Strengths & Weaknesses
One strength of this paper is that it takes a new approach to explaining consumer reaction on WOM dispersion. Where previous literature focused on reference dependence as explanation of negative consumer response (uncertainty increase), this research takes it back a step and provides understanding of how consumers actually perceive the WOM by explaining their attribution process. Also, taste similarity was not included in any prior research, while He & Bond (2015) proved this to be an important mediator. Furthermore, the authors highlighted that where reference dependence argues dispersed WOM is mostly negative, this is not always the case (He & Bond, 2015).

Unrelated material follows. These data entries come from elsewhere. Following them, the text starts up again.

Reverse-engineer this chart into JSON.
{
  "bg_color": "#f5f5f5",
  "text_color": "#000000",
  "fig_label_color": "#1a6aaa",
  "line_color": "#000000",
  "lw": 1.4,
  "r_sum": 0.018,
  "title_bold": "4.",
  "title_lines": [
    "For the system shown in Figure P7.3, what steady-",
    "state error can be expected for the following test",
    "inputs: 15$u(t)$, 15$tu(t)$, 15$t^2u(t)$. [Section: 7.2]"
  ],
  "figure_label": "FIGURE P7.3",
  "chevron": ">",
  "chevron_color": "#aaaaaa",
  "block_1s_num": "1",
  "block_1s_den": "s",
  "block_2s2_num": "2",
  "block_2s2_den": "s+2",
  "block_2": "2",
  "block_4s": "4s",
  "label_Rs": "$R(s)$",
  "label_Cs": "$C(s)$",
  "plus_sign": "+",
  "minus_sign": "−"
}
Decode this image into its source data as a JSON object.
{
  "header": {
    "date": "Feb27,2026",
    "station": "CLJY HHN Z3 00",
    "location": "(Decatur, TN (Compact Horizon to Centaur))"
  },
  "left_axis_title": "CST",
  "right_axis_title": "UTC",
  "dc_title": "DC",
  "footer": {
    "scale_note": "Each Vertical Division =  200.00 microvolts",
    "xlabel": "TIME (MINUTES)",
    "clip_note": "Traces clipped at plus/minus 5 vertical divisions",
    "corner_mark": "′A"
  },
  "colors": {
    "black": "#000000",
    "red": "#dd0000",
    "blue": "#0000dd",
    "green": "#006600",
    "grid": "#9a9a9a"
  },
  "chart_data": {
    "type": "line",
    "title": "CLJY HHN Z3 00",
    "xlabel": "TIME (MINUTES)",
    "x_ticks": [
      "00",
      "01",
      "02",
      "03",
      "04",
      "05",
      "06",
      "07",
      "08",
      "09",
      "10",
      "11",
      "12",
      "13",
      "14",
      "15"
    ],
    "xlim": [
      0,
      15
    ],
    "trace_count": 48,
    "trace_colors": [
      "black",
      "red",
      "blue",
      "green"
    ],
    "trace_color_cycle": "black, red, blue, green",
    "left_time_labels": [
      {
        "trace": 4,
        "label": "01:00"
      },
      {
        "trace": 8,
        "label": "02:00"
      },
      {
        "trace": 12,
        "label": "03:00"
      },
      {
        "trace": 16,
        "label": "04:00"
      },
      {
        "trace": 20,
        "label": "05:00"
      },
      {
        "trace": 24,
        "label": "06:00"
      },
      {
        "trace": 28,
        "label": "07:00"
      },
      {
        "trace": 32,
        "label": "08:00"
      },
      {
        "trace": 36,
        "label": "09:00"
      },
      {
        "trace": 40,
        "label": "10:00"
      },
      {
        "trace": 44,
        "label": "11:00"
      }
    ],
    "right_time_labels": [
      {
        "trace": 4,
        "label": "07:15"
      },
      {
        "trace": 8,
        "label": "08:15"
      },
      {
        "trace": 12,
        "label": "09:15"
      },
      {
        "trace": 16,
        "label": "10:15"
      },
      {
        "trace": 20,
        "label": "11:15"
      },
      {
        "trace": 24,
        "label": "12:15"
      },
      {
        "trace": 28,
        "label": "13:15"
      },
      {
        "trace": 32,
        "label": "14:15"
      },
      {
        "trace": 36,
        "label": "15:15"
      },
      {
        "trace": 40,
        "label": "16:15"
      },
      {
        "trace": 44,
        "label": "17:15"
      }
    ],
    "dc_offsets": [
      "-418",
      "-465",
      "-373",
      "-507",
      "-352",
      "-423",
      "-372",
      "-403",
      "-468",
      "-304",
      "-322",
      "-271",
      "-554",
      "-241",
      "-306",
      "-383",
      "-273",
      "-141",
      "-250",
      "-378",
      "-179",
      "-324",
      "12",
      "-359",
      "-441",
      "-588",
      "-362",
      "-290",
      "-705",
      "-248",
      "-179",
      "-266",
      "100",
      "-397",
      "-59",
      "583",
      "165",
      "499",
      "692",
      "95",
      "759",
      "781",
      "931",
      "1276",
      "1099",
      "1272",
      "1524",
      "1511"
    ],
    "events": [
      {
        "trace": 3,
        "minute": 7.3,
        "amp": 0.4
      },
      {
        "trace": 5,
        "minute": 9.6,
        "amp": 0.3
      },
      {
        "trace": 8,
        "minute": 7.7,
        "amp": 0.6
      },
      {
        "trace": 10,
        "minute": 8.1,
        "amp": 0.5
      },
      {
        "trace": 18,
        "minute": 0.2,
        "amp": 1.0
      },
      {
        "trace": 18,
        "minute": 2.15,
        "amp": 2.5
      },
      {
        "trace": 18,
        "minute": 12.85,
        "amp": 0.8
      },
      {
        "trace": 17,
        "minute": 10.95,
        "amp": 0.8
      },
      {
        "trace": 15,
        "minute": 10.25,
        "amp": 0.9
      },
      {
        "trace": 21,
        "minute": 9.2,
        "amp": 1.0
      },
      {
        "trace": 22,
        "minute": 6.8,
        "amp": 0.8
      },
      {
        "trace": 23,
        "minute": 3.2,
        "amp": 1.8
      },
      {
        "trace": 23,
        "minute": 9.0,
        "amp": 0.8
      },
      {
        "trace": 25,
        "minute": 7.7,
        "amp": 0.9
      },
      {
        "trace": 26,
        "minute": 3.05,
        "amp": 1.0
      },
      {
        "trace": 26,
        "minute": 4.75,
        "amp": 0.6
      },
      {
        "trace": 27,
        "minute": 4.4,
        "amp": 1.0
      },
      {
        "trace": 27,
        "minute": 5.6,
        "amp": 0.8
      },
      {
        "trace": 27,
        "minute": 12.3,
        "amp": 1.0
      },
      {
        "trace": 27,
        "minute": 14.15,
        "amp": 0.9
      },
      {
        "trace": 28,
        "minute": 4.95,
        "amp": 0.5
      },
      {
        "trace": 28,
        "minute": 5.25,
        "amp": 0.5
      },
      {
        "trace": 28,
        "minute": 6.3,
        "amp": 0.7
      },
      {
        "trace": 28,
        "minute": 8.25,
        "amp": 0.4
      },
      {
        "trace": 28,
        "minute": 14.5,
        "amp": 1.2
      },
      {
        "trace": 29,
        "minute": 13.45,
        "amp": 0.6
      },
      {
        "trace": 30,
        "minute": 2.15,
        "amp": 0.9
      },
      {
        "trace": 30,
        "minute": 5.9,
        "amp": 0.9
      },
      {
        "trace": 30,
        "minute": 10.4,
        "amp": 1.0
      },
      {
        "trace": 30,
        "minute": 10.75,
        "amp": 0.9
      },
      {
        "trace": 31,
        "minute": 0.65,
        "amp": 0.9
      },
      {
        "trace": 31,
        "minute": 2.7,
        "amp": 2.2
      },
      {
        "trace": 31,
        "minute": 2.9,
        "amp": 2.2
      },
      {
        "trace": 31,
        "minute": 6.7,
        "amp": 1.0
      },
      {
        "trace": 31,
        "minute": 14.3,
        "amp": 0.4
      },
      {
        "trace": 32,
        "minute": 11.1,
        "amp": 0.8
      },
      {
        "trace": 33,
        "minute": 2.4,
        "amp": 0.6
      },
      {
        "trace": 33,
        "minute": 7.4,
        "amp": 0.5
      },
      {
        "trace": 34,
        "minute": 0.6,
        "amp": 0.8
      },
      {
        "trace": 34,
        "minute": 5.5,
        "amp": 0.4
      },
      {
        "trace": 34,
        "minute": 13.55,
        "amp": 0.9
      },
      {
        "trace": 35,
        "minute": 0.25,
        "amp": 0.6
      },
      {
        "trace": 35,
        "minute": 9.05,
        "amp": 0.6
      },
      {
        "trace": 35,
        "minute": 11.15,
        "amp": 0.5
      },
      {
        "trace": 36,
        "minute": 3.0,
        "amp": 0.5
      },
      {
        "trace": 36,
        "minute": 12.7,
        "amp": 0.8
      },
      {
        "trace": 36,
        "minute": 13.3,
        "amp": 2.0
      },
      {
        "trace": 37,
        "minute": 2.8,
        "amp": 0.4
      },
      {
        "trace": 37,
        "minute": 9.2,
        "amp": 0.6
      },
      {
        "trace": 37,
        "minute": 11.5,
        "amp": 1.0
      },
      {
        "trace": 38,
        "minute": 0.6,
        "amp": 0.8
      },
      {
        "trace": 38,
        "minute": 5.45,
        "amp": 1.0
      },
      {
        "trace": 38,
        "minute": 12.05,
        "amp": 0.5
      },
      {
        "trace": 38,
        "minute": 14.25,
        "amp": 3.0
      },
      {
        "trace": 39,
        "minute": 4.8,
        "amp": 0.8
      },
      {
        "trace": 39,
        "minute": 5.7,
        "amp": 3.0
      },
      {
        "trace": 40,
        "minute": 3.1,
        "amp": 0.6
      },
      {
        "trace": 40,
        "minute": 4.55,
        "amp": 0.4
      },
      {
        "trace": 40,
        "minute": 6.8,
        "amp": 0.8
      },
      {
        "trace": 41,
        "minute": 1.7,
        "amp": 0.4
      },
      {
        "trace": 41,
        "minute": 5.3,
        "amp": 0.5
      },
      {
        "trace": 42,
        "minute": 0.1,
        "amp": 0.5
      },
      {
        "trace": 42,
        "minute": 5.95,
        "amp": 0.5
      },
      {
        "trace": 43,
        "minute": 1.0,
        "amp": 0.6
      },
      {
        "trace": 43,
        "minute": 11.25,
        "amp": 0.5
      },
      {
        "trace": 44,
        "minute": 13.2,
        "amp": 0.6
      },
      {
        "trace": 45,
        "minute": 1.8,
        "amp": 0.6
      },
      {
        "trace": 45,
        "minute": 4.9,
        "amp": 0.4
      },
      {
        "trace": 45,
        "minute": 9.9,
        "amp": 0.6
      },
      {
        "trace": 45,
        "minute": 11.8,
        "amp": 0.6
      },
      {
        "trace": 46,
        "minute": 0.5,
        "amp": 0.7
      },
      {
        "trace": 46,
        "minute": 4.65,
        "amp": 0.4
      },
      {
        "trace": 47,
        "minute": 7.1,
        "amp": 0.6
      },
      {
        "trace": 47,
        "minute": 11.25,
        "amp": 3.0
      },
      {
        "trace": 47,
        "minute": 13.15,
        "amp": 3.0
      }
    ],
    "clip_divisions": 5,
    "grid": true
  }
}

A limitation is that all experimental conditions showed consumer reviews on a 10-point scale. The authors do not test whether the found effects are still present in different length scales. For example, consumers might perceive responses on a 5-point scale as dispersed more easily, as the values are closer together. If the majority of people is very high up in the 10-point scale and then 1 individual gives a 1-star rating, this might have less effect than with 5-point scales. The authors themselves identify the possible effect of different WOM dispersion perception with different physical appearances of the scales (He & Bond, 2015; Graham, 1937). The authors could create more experimental conditions where they also alter scale length, to better the generalizability of their study, as not every company uses the same scale length.
Furthermore, the authors took into consideration similarity between reviewers, but not similarity between the consumer and the reviewers. The results might possibly differ if the consumer finds out the reviewers are drastically different from him/herself (or very similar). An improvement could be to include experimental conditions where the ‘average reviewer profile’ is described, so people could judge how similar they are to the reviewers – and of course explicitly state this to make it measurable.
So, now that you know more about review scales; on a scale from 1 to 10, how likely are you to interpret the reviews the same way as you did before reading this post?
Folkes, V. S. (1988). Recent Attribution Research in Consumer Behavior: A Review and New Directions. Journal of Consumer Research, 14(4), 548 – 565.
Graham, J. L. (1937). Illusory Trends in the Observations of Bar Graphs. Journal of Experimental Psychology, 20(6): 597 – 608.
He, S. X. & Bond, S. D. (2015). Why is the crowd divided? Attribution for dispersion in online word of mouth. Journal of Consumer Research, 41(6), 1509 – 1527.